The company says its software, which is reportedly found on many Android, Blackberry and Nokia smartphones, is used by phone carriers to track information about the functioning of their cellphone networks. But earlier this week, Trevor Eckhart, a security researcher, released a video demonstrating that Carrier IQ’s software could send sensitive information such as the contents of emails and text messages to third parties.

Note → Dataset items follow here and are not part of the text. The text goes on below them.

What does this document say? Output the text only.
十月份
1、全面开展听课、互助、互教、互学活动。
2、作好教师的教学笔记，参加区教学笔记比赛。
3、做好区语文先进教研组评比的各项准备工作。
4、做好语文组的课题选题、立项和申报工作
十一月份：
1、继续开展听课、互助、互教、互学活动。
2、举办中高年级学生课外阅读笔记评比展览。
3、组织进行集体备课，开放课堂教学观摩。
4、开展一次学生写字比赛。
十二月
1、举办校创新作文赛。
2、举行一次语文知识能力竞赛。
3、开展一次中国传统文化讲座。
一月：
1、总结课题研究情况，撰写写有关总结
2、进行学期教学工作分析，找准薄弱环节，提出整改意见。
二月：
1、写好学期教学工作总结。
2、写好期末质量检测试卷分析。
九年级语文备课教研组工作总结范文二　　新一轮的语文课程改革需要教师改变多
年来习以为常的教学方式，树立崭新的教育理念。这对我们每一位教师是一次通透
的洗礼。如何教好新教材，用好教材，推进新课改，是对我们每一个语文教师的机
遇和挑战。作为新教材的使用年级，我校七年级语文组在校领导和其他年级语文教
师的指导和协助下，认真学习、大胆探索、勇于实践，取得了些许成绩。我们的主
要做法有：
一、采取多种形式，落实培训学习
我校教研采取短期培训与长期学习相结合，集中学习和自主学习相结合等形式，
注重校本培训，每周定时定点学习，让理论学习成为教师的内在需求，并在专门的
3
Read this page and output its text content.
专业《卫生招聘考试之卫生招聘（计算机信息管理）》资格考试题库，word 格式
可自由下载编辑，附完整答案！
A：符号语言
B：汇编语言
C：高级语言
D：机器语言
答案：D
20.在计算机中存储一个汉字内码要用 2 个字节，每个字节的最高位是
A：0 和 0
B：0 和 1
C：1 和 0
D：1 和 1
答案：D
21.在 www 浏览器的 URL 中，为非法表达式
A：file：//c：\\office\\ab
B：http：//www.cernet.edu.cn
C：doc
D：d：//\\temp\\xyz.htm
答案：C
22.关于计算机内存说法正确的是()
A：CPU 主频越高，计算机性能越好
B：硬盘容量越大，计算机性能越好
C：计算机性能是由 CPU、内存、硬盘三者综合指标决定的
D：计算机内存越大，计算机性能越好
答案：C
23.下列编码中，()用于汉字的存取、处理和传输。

“The revelation that the locations and other sensitive data of millions of Americans are being secretly recorded and possibly transmitted is deeply troubling,” said Franken in a written statement. “This news underscores the need for Congress to act swiftly to protect the location information and private, sensitive information of consumers.”
Franken, who chairs a Senate subcommittee that deals with digital privacy issues, sent Carrier IQ CEO Larry Lenhart a letter on Wednesday with a list of detailed questions about the software’s capabilities. Franken requested a response by Dec. 14.
Since arriving in the Senate in 2009, Franken has made digital privacy a pet issue. In September, Franken and Delaware Sen. Chris Coons scored a victory over the in-car system OnStar after reports emerged that OnStar was tracking customers’ vehicle location and considering selling the information to third parties.